A wall cloud started to develop shortly after, and we watched as it continued to evolve. A few minutes later we decided to move east, because the storm was moving around 50mph. We took a back road east a mile or two, then turned north. We drove about another mile, then stopped and set up. By now, the wall cloud was well-developed, west-southwest of us. A rear-flank downdraft was developing on the back side, and tornadogenesis seemed imminent.

Just a few minutes later, the first sign of a tornado began, with dust being kicked up below the rapidly churning wall cloud. The tornado continued to intensify as the RFD kicked in, and moments later a condensation funnel began to form.
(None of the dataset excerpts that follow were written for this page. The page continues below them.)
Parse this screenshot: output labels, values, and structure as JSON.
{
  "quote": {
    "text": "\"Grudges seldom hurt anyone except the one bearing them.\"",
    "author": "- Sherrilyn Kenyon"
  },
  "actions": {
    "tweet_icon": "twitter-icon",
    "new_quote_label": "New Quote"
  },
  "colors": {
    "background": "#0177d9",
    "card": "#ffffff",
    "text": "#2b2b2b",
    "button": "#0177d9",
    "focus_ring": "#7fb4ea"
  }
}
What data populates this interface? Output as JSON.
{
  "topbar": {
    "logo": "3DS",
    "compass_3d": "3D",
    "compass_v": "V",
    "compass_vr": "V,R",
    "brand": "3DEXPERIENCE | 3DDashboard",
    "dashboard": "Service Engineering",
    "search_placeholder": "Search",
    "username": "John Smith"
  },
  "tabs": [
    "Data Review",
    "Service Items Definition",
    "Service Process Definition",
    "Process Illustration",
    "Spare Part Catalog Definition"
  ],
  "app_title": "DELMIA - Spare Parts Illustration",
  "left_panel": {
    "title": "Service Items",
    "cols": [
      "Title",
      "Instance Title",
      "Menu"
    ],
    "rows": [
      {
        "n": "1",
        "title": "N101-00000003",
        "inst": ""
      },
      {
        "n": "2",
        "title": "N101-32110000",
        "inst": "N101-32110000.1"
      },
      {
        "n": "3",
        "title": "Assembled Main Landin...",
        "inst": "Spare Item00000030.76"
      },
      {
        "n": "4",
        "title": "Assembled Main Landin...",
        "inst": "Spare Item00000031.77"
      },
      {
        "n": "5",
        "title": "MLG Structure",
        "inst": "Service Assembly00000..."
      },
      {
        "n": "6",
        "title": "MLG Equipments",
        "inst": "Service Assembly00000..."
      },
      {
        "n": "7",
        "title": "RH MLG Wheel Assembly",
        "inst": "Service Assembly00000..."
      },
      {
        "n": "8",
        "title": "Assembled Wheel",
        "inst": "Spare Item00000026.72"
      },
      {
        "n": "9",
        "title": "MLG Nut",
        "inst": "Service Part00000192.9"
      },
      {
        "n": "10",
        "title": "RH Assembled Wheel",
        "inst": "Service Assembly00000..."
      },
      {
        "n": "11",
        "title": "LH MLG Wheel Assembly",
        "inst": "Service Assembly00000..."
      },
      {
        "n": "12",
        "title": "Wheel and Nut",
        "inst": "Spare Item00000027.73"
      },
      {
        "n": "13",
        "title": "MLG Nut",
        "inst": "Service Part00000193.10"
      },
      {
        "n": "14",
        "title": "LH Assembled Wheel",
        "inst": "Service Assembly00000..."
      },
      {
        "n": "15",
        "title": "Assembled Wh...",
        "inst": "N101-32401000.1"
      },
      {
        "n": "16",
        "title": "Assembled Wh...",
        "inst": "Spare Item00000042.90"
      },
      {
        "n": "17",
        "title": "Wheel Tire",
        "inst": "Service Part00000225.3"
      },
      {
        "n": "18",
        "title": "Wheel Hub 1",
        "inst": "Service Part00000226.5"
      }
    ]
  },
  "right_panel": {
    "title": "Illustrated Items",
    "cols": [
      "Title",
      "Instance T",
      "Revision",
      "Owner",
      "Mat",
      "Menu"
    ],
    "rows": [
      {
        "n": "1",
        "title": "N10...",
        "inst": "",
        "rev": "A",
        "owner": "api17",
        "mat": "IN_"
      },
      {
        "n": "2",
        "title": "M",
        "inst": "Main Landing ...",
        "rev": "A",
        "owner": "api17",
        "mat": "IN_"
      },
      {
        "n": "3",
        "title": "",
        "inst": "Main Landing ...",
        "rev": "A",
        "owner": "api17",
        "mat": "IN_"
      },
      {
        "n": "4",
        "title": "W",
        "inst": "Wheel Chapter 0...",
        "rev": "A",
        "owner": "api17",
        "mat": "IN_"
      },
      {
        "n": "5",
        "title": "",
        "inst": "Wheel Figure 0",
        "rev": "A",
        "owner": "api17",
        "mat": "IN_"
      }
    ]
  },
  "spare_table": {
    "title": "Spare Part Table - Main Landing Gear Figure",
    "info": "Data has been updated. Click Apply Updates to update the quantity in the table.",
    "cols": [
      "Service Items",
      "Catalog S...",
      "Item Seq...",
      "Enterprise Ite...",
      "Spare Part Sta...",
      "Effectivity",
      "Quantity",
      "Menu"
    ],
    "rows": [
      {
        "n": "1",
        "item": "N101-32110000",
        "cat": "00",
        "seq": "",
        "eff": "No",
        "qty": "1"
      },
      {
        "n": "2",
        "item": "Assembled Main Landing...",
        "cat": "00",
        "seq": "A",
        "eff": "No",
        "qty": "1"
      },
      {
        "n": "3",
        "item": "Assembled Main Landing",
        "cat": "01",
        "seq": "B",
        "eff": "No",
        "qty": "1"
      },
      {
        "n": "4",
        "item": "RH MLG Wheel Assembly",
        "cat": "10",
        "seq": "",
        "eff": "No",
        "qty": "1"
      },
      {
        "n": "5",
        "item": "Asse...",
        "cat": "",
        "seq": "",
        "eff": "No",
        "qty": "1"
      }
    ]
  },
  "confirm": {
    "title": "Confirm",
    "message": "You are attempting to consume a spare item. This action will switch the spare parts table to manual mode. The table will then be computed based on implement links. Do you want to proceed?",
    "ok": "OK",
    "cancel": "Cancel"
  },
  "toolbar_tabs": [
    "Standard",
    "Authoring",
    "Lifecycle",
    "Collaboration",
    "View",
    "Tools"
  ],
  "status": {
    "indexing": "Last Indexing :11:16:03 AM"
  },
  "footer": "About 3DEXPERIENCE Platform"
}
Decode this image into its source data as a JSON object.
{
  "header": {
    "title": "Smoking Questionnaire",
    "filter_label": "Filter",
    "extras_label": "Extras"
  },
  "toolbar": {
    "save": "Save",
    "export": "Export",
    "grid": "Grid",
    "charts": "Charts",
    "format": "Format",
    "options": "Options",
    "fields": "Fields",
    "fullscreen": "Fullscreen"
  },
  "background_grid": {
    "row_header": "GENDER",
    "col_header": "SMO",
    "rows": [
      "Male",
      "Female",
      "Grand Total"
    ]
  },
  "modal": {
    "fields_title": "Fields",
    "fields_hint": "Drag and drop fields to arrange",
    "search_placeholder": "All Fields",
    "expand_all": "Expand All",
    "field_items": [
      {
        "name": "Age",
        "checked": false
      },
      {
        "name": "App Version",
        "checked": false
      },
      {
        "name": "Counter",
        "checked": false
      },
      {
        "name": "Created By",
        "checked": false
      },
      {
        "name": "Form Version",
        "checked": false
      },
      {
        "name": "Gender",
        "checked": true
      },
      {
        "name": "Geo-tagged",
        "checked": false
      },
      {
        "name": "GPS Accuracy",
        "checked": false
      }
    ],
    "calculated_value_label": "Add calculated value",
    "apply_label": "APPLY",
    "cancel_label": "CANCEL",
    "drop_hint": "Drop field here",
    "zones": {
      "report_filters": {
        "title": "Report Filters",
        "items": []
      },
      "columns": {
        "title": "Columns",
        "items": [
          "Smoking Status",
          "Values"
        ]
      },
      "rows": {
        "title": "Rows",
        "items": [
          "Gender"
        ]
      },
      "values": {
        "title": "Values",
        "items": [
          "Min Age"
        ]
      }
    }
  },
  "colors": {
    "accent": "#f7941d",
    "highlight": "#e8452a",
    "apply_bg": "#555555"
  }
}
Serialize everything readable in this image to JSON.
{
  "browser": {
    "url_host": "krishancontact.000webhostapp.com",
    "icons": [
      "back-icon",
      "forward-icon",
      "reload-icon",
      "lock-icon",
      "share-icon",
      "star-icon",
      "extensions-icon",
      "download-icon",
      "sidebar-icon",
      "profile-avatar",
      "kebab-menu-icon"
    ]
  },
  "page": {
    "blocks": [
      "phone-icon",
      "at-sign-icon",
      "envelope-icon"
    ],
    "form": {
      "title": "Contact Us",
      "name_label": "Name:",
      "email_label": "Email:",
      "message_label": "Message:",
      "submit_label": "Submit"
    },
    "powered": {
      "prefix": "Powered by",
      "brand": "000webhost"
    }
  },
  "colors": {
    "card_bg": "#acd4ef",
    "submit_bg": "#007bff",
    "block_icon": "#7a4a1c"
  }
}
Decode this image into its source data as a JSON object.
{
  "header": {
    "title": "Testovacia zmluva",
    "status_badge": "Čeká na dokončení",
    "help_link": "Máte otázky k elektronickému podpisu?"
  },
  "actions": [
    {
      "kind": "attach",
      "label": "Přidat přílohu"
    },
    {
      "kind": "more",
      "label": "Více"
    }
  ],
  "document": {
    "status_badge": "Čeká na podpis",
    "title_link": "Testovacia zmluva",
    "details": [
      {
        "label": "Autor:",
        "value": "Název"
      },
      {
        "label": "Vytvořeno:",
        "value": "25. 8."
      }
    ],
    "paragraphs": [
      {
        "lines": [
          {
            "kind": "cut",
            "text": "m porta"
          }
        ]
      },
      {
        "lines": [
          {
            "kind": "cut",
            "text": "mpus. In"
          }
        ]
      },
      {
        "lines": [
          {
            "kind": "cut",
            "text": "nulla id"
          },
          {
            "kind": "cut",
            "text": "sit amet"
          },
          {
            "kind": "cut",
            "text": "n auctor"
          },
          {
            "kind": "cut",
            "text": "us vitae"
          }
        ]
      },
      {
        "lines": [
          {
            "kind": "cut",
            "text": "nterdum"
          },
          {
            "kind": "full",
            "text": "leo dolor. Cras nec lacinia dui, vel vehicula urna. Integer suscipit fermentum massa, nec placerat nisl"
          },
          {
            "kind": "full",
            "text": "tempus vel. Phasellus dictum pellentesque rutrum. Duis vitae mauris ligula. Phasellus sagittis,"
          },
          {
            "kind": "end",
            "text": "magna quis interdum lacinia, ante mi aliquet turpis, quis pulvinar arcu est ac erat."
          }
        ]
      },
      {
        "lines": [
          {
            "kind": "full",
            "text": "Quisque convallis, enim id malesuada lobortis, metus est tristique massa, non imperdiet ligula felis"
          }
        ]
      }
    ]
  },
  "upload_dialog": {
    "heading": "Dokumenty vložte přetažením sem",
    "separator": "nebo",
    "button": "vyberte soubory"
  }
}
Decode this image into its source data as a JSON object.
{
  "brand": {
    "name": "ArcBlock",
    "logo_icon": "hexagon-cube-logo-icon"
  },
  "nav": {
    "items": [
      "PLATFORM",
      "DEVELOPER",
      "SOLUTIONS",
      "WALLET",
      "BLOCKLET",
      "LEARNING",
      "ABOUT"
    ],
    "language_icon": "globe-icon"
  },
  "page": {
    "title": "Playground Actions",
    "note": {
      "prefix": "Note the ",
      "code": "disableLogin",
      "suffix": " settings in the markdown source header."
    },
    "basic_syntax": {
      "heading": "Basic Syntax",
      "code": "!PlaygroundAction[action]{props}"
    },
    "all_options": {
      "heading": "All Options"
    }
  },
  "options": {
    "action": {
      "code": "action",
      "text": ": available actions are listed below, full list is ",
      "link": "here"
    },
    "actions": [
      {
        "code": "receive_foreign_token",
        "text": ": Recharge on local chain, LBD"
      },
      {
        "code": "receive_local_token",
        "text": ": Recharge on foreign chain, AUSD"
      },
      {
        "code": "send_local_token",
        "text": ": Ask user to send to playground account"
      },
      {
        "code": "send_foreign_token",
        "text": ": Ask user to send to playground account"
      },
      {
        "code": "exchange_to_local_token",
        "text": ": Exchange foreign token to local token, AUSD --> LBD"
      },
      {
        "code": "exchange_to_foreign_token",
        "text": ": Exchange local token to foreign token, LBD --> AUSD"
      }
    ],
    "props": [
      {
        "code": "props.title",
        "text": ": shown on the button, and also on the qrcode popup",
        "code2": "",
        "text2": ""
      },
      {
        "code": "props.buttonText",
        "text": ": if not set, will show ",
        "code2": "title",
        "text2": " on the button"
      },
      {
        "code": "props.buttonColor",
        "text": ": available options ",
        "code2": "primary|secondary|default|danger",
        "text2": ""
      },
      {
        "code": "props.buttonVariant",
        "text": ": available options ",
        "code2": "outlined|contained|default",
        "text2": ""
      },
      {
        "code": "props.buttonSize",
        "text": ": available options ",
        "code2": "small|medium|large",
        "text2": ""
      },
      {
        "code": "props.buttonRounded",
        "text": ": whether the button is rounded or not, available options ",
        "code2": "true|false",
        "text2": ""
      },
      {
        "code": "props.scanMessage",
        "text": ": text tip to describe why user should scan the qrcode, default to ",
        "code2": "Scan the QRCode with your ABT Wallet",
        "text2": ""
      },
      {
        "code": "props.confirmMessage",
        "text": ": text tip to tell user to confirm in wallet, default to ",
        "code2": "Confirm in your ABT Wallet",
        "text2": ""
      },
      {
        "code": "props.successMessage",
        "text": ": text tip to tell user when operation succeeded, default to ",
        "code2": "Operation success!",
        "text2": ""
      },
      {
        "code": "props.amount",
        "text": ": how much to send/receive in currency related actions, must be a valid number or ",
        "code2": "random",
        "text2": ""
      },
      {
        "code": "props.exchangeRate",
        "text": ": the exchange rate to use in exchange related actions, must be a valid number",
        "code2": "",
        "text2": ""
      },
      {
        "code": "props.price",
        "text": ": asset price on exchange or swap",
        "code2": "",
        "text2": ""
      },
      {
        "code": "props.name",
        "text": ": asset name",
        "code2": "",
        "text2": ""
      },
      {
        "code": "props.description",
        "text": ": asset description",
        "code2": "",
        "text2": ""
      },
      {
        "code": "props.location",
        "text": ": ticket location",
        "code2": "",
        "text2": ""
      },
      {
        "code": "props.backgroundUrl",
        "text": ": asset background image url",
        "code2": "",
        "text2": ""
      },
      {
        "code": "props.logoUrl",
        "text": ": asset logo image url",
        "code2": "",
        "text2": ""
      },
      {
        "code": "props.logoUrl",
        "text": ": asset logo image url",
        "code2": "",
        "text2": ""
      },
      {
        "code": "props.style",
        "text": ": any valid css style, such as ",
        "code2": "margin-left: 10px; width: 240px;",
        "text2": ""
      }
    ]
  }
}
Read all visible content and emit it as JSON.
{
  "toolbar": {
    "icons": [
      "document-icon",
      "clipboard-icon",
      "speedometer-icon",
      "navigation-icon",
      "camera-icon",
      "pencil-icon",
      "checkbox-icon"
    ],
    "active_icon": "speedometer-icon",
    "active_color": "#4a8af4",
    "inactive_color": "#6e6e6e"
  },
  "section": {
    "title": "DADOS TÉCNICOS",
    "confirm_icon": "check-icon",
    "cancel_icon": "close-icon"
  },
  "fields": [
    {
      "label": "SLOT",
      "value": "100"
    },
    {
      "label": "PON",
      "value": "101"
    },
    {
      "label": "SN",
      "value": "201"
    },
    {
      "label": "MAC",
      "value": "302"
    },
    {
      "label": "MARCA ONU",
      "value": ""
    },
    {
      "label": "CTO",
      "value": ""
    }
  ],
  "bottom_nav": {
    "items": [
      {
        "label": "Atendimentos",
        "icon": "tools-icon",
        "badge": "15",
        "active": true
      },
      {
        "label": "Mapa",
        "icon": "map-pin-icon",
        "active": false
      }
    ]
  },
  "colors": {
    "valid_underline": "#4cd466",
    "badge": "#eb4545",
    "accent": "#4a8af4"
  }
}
It rapidly began to intensify and grow larger, as the tornado raced along. Within minutes it was a fully-blown strong tornado, streaking by at 50mph. As it raced along, a tremendous RFD notch had developed and continued to cut as the tornado lofted a huge debris cloud. The tornado became completely obscured by dust as it churned across open countryside, whirling the ground into a frenzy as it went. As fast as the tornado was, it was by us in minutes, and we jumped back into the car to give chase.

We drove about a mile up the road, and caught our last glimpse of the tornado as it moved off to the northwest, buried in dust and rain. We knew we couldn't keep up with it, so we abandoned the storm and moved east. The next storm south of us in the "string" had moved closer during our tornado encounter with the previous storm, and was now on our heels as we drove east on rural roads. As we neared the town of Burchard, things didn't seem quite right as we were getting pelted from the southeast with rain and small hail, from what appeared to be clear sky. We continued east until we reached clear air, then looked back at what we'd just driven through.

The storm to our south was much closer than we thought, and its circulation center had moved directly over us (which explained the southeast flow of rain and hail from what seemed to be clear air). We had been caught in the eastern edge of the "bear's cage", and had been seeing through the rain bands into the sun as we neared the outside. Once we'd cleared it, we looked back to see this. We never did observe ground circulation or debris from this feature, but the funnel persisted for a few minutes before dissipating. After it did, we continued east.

We ended up in extreme northwest Missouri, watching another rotating storm. We were fairly sure it was producing a tornado, but the wrap-around precipitation was blocking our view as it moved left to right across the base of the storm. Because I couldn't be sure there was something on the ground, I decided to not log it as a tornado observation. (Later reports and images from other storm chasers who had a different angle on the storm showed there in fact was a large tornado). As darkness loomed, we decided to call it a day. We stopped in Atchison for gas and snacks, and then began the long journey home.